Contributed by Jonathon Hoag

The 7th Circuit’s recent decision in Taylor-Novotny v. Health Alliance Medical Plans, Inc., 772 F.3d 478 (7th Cir. 2014) provides a reminder to all employers that in order for an employee to establish an ADA claim he or she must show they are a “qualified individual with a disability.”  That is, the employee must be able to perform the essential functions of the job with or without reasonable accommodation.  In this case, the 7th Circuit reiterated that regular attendance is an essential function of most jobs and the fact that an employer allows flexibility through a work-at-home policy does not automatically eliminate the essential nature of regular attendance.

Home OfficeNovotny began work in November 2005 and experienced almost immediate punctuality and attendance problems.  She was rated poorly in this area during  her January 2007 performance evaluation.  A few months later Novotny was diagnosed with multiple sclerosis.  The company adjusted Novotny’s start time and made other accommodations to Novotny’s physical work space.  Novotny was also approved for intermittent leave under FMLA.

In 2008, Novotny began working from home two days a week under a work-at-home policy.  The company required Novotny to adhere to an agreed-upon work schedule, to be available by phone, email, voice mail, pager, or modem during that scheduled time, to report absences, and to be available for staff meetings and other in-services.  Novotny continued to have difficulties with attendance and tardiness.  The company documented the ongoing issues and stressed that Novotny could use intermittent FMLA leave when applicable, but she would be subject to discipline if she failed to timely communicate the absence or tardiness and for absences and tardiness unrelated to FMLA.

In May 2010, the company issued a final warning due to Novotny’s ongoing late arrivals.  Following this final warning, Novotny logged in late on multiple occasions while working from home.  Novotny provided excuses for logging in much later than her start time, but there was no dispute that Novotny did not timely notify her supervisor when logging in late.  In July 2010, Novotny was terminated.  Novotny filed suit alleging disability discrimination, among other things.

While the court noted that Novotny’s claim would fail because she was not meeting the company’s legitimate expectations, it disposed of her claim by ruling that she cannot allege disability discrimination because she was not a “qualified individual” with a disability.  Novotny’s condition was a “disability” under the ADA, but the evidence was clear that Novotny had ongoing attendance and punctuality problems.  As such, Novotny could not perform an essential function of the job (i.e. maintain reliable and regular attendance) with or without accommodation.  Novotny pointed out that she was allowed to work from home arguing that attendance and punctuality standards were flexible and not an essential function of the job.  The court disagreed by emphasizing that the work from home arrangement was pursuant to a written policy that clearly articulated requirements for her to maintain a regular schedule and be available at scheduled times.

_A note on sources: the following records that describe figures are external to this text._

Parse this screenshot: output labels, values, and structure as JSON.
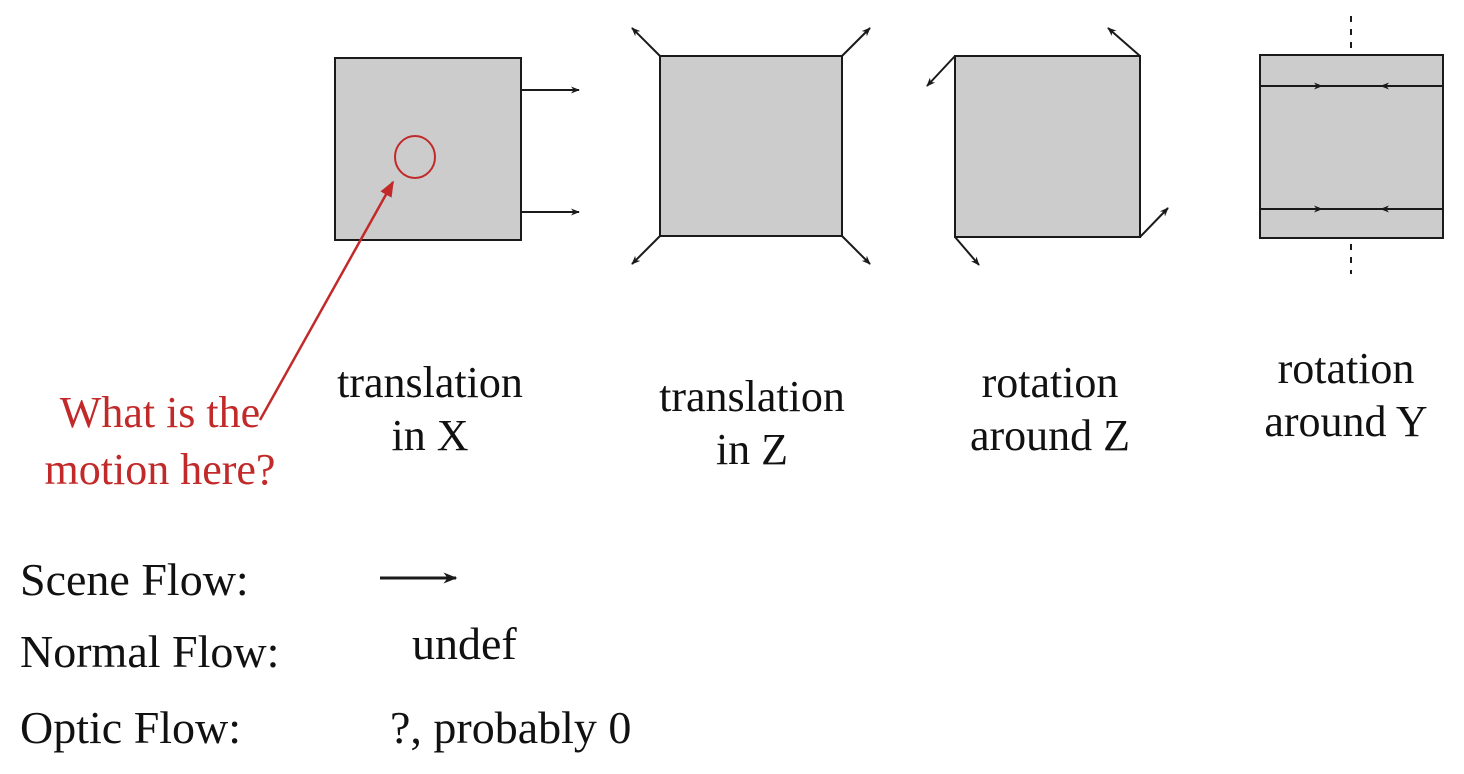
{
  "colors": {
    "square_fill": "#cccccc",
    "stroke": "#1a1a1a",
    "annotation": "#c22a2a",
    "text": "#111111"
  },
  "panels": [
    {
      "label_line1": "translation",
      "label_line2": "in X"
    },
    {
      "label_line1": "translation",
      "label_line2": "in Z"
    },
    {
      "label_line1": "rotation",
      "label_line2": "around Z"
    },
    {
      "label_line1": "rotation",
      "label_line2": "around Y"
    }
  ],
  "annotation": {
    "line1": "What is the",
    "line2": "motion here?"
  },
  "flows": [
    {
      "name": "Scene Flow:",
      "value": ""
    },
    {
      "name": "Normal Flow:",
      "value": "undef"
    },
    {
      "name": "Optic Flow:",
      "value": "?, probably 0"
    }
  ]
}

The company was able to defeat Novotny’s claim largely because it had clear documentation to establish that regular attendance and punctuality were essential job functions.  Employers should keep in mind that the courts give employers a fair amount of discretion in determining what aspects of a job are essential, but the employer’s policies, job descriptions, and other writings must be reviewed and updated to remain consistent with the employer’s expectations of what constitutes an essential job function.